From cat whiskers to abandoned flip-flops and Troll Dolls, ticket stubs and Pepsi cans, the memories and narratives of locals lined museum walls normally reserved for fine art.
The Santa Cruz Collects exhibition opened on Oct. 7 at the Santa Cruz Museum of Art and History (MAH) and will run through Feb. 19. The gallery gives local collectors of Santa Cruz a space alongside local artists.
The show is a collaborative effort on the part of MAH curators Nora Grant and Marla Novo who want to give amateur collectors an opportunity to showcase their collections next to artists. It gives contributors the freedom to show off collections that are significant to themselves as individuals.
Kate Clark collected ticket stubs, one from a Women’s music concert –– a genre inspired by the second-wave feminist movement protesting issues from sexuality, reproductive rights and the workplace. Clark recalled the concert she attended in the early ’70s as “life affirming” because she had recently come out as a lesbian.
“I think that someday, in my 80s, I’ll sit down with my partner and we’ll look over the tickets and recall that Pink Martini concert, or all those summers at Shakespeare Santa Cruz,” Clark’s artist statement read. “And we’ll sing a few songs from the Women’s music concerts.”
Another collector, Kayla Garnet Rose, began collecting cat whiskers 25 years ago. It started one day when she put one of her cats’ whiskers in a jar to represent its energy. Her collection now includes 157 whiskers from 12 different cats. The collection of whiskers hangs in a black frame on the wall, fanned out in a gradient of different lengths and colors.
“I became interested in creating that thriving kind of culture that isn’t necessarily going to be a part of the norm,” Rose said.
Barney Levy Jr., Santa Cruz resident and avid collector, showed his unique vision of Santa Cruz with his collection of abandoned flip-flops he finds on the beach and turns into pieces of art. What many would see as trash is transformed as the sandals are mounted to the wall in the shape of a wave.
“It made me think about what the owners of each one of those sandals imagined of their whereabouts,” said MAH volunteer Leonardo Cruz. “I doubt anybody had ever imagined it would end up in a museum exhibition.”
In many cases these were found objects –– items like jewelry, buttons and playing cards that collector Diane Grunes picks up on her walks around Santa Cruz.
MAH curator Nora Grant explained the idea for this show plays off a previous exhibit at the MAH which bore the same name. The previous show focused on the psychology of collecting and the line between collecting and hoarding, while the current exhibit focuses on the rhetoric of collecting.
Grant explained the knack of Santa Cruz locals to see the potential in the discarded and her appreciation for the authenticity of these collections.
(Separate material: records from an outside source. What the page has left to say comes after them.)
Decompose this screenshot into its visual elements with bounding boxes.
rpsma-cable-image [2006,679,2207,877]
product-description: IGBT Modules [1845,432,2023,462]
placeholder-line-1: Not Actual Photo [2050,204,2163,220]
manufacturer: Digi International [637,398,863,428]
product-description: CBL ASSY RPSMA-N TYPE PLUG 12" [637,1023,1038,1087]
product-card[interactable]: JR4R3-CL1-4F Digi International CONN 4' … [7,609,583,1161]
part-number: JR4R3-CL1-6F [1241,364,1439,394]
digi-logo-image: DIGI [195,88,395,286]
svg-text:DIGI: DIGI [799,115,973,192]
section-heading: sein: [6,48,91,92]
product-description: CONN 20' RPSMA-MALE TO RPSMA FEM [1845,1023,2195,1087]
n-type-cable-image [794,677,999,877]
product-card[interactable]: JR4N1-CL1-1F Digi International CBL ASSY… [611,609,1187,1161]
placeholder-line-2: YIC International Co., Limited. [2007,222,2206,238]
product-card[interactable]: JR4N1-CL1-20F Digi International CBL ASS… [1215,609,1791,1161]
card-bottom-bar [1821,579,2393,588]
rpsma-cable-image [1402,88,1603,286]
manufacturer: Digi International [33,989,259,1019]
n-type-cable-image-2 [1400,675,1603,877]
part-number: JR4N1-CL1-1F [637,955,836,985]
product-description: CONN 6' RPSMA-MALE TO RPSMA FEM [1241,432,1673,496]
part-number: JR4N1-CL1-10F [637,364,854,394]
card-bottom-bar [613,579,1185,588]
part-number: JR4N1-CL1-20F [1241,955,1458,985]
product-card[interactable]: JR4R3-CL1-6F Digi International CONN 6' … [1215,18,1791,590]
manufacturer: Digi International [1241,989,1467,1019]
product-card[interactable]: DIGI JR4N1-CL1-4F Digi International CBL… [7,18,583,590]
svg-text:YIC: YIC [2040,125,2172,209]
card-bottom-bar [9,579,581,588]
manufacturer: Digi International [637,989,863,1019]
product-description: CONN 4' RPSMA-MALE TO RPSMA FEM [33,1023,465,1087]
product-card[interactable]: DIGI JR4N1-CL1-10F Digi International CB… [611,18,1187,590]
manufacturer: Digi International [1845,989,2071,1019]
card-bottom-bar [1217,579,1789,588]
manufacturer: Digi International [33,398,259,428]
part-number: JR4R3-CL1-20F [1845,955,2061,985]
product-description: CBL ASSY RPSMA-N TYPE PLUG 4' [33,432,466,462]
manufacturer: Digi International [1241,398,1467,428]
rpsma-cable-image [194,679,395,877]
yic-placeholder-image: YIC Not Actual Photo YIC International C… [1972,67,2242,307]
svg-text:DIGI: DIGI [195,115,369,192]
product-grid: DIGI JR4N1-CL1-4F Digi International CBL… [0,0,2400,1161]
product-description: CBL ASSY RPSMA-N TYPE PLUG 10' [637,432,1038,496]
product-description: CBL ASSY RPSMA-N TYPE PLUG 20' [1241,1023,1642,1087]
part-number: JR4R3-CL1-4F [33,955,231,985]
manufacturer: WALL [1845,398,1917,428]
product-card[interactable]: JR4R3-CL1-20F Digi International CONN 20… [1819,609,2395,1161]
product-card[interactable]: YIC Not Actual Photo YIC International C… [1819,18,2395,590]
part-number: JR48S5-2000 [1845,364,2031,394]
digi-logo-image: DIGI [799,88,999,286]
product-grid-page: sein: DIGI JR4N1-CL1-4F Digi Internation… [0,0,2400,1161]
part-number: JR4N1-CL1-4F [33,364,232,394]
“Santa Cruz is rich with garage [sales] and rummage sales seeking audience,” Grant said. “There are a lot of stories and collections that exist in people’s homes that you don’t always get to see.”
Artist Daniella Woolf’s collection is composed of family letters she found sitting in a box and shredded to cleanse herself of the emotions she felt when she found them. She wove the shreds into squares representing the “bad juju” from her past and reworked them into textiles. They appear to be lace curtains from a distance.
“Taking letters that had a lot of dark content, and transforming them into white woven lace-like forms has been uplifting,” Woolf said.
The collections varied in size from Genson DeLeon’s wine cork human figures set up in a scene inside a small Plexiglas case, to Steve Hosmer’s larger vintage signs from hotels and stores around Santa Cruz County.
“We didn’t want to give priority or spatial preference to professional artists,” curator Nora Grant said. “We really wanted to create a space where the artwork and the collections could dance together and mingle.”
Many participants shared the perspective the exhibit is about seeing things not for what they are but what they could be. Anika Tabachnick, who collects Troll Dolls, said searching for art in everyday objects allows her to see the world more positively.
Tabachnick began collecting the dolls because it made her sad to see them buried in piles of junk in thrift stores and she appreciated their “cute and creepy” quality. She started creating characters and a narrative for the trolls, photographing scenes and creating plays to tell stories she couldn’t otherwise express.
The exhibition provides a look into what it means to be an individual in this city by showcasing objects that don’t always make it out of storage.
“These collections give you little windows into people’s worlds, but they are just a window,” Grant said. “You don’t get to see entirely into their home. You don’t get to go into their basements and learn everything about them, but you do get to see this little window.”